Bandung — Komisi I DPRD Kota Bandung menerima dua audiensi dari perwakilan warga dalam rapat yang digelar di Ruang Rapat Komisi I, Rabu (29 April 2026).
Audiensi dipimpin Ketua Komisi I, Radea Respati Paramudhita, dan dihadiri anggota Komisi I, yakni Ahmad Rahmat Purnama, Kurnia Solihat, serta Mochammad Ulan Surlan.
Aduan Warga Jalan Sutami.
Dalam audiensi pertama, warga Jalan Terusan Sutami mengadukan pembangunan lapangan padel di kawasan permukiman mereka. Warga mendesak penegakan Peraturan Daerah (Perda) Tata Ruang, karena lokasi tersebut berada di zona R4, yakni perumahan dengan kepadatan rendah hingga sedang. Warga menilai fasilitas olahraga komersial tidak sesuai dengan fungsi zona tersebut.

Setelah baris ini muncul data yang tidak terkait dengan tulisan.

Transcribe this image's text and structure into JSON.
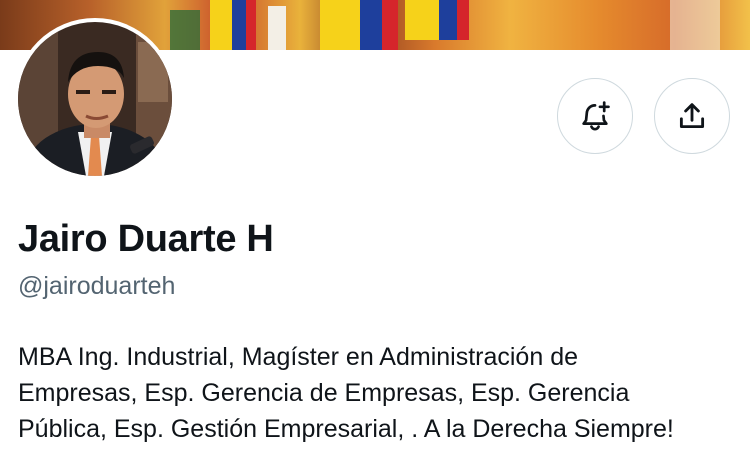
{
  "profile": {
    "display_name": "Jairo Duarte H",
    "handle": "@jairoduarteh",
    "bio_lines": [
      "MBA Ing. Industrial, Magíster en Administración de",
      "Empresas, Esp. Gerencia de Empresas, Esp. Gerencia",
      "Pública, Esp. Gestión Empresarial, . A la Derecha Siempre!"
    ]
  },
  "actions": {
    "notify_icon": "bell-plus-icon",
    "share_icon": "share-upload-icon"
  },
  "colors": {
    "text_primary": "#0f1419",
    "text_secondary": "#536471",
    "border": "#cfd9de",
    "background": "#ffffff"
  }
}
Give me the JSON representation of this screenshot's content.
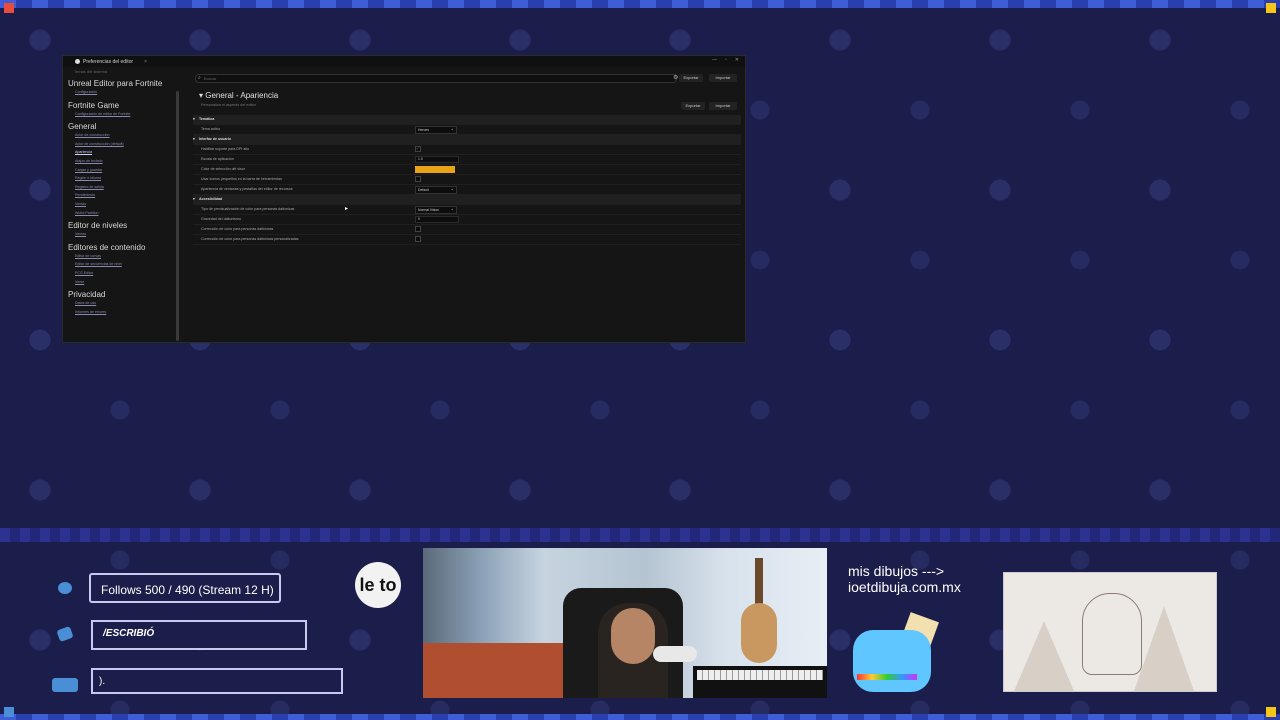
{
  "editor": {
    "tab_title": "Preferencias del editor",
    "tab_close": "×",
    "window_controls": [
      "—",
      "▫",
      "✕"
    ],
    "search_placeholder": "Buscar",
    "export_label": "Exportar",
    "import_label": "Importar",
    "page_title": "General - Apariencia",
    "page_subtitle": "Personaliza el aspecto del editor",
    "sidebar": {
      "cut_item": "Temas del sistema",
      "sections": [
        {
          "title": "Unreal Editor para Fortnite",
          "items": [
            "Configuración"
          ]
        },
        {
          "title": "Fortnite Game",
          "items": [
            "Configuración de editor de Fortnite"
          ]
        },
        {
          "title": "General",
          "items": [
            "Actor de construcción",
            "Actor de construcción (default)",
            "Apariencia",
            "Atajos de teclado",
            "Cargar y guardar",
            "Región e idioma",
            "Registro de salida",
            "Rendimiento",
            "Ventas",
            "World Partition"
          ]
        },
        {
          "title": "Editor de niveles",
          "items": [
            "Ventas"
          ]
        },
        {
          "title": "Editores de contenido",
          "items": [
            "Editor de curvas",
            "Editor de secuencias de nivel",
            "PCG Editor",
            "Verse"
          ]
        },
        {
          "title": "Privacidad",
          "items": [
            "Datos de uso",
            "Informes de errores"
          ]
        }
      ],
      "selected": "Apariencia"
    },
    "rows": [
      {
        "type": "cat",
        "label": "Temática"
      },
      {
        "type": "row",
        "label": "Tema activo",
        "control": "dropdown",
        "value": "Heroes"
      },
      {
        "type": "cat",
        "label": "Interfaz de usuario"
      },
      {
        "type": "row",
        "label": "Habilitar soporte para DPI alto",
        "control": "check",
        "value": "✓"
      },
      {
        "type": "row",
        "label": "Escala de aplicación",
        "control": "number",
        "value": "1.0"
      },
      {
        "type": "row",
        "label": "Color de selección del visor",
        "control": "color",
        "value": ""
      },
      {
        "type": "row",
        "label": "Usar iconos pequeños en la barra de herramientas",
        "control": "check",
        "value": ""
      },
      {
        "type": "row",
        "label": "Apariencia de ventanas y pestañas del editor de recursos",
        "control": "dropdown",
        "value": "Default"
      },
      {
        "type": "cat",
        "label": "Accesibilidad"
      },
      {
        "type": "row",
        "label": "Tipo de previsualización de color para personas daltónicas",
        "control": "dropdown",
        "value": "Normal Vision"
      },
      {
        "type": "row",
        "label": "Gravedad del daltonismo",
        "control": "number",
        "value": "0"
      },
      {
        "type": "row",
        "label": "Corrección de color para personas daltónicas",
        "control": "check",
        "value": ""
      },
      {
        "type": "row",
        "label": "Corrección de color para personas daltónicas personalizadas",
        "control": "check",
        "value": ""
      }
    ],
    "accent_color": "#e8a316"
  },
  "overlay": {
    "follows": "Follows 500 / 490 (Stream 12 H)",
    "wrote_label": "/ESCRIBIÓ",
    "typing_text": ").",
    "logo_text": "le to",
    "promo_line1": "mis dibujos --->",
    "promo_line2": "ioetdibuja.com.mx",
    "accent_color": "#3f5dd6"
  }
}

“Zona ini diperuntukkan bagi hunian. Aktivitas komersial dengan potensi keramaian jelas tidak kompatibel,” ujar perwakilan warga.
Pembangunan disebut telah dimulai sejak Agustus 2025 di atas lahan sekitar 500 meter persegi. Warga mengaku telah dua kali melayangkan surat keberatan kepada Dinas Cipta Bintar Kota Bandung.
Meski demikian, proyek tetap berjalan karena telah mengantongi Persetujuan Bangunan Gedung (PBG) melalui sistem OSS (Online Single Submission), yang dinilai warga tidak melibatkan persetujuan lingkungan sekitar.
Warga juga mengkhawatirkan aktivitas lapangan yang beroperasi dari pagi hingga malam hari akan mengganggu ketenangan lingkungan.
Respons DPRD
Menanggapi aduan tersebut, Radea meminta organisasi perangkat daerah (OPD) terkait, seperti Dinas Cipta Bintar, DLH, dan Satpol PP, untuk segera menindaklanjuti.
Ia menekankan pentingnya kejelasan aturan serta perlunya mediasi antara warga dan pihak pengembang.
“Kalau memang terbukti melanggar, harus ada tindakan tegas. Namun, sebaiknya tetap diupayakan musyawarah agar ada solusi yang adil,” ujar Radea.
Sementara itu, Kurnia Solihat menyoroti sistem perizinan OSS yang dinilai kerap menimbulkan persoalan di lapangan.
“Kalau terbukti melanggar, jangan hanya didenda. Harus ada efek jera. Jika perlu, bangunan dibongkar,” tegasnya.
Keluhan Warga Kawasan Pasar Baru
Dalam audiensi kedua, perwakilan pelaku usaha di kawasan Pasar Baru—meliputi Jalan Suniaraja hingga Jalan Pecinan Lama—menyampaikan sejumlah keluhan. Mereka menilai kondisi kawasan semakin menurun, terutama pada malam hari.
“Sekarang malam hari seperti kota mati. Banyak tunawisma, kotor, dan kumuh. Ini mencoreng wajah kota,” ujar salah satu perwakilan.
Selain itu, pedagang juga mengeluhkan minimnya fasilitas parkir sejak adanya penertiban, yang berdampak pada menurunnya jumlah pelanggan. Tak hanya itu, keberadaan bando reklame yang berdiri dekat bangunan toko dinilai membahayakan. Struktur tersebut disebut dimanfaatkan pelaku kejahatan untuk mengakses atap toko.
Tindak Lanjut
Komisi I DPRD Kota Bandung menyatakan siap menindaklanjuti seluruh aspirasi tersebut melalui OPD terkait. Masalah parkir akan dikaji bersama Dinas Perhubungan. Penertiban reklame akan dikoordinasikan dengan Satpol PP
“Kami siap mendampingi pembongkaran reklame jika memang melanggar,” tegas Radea.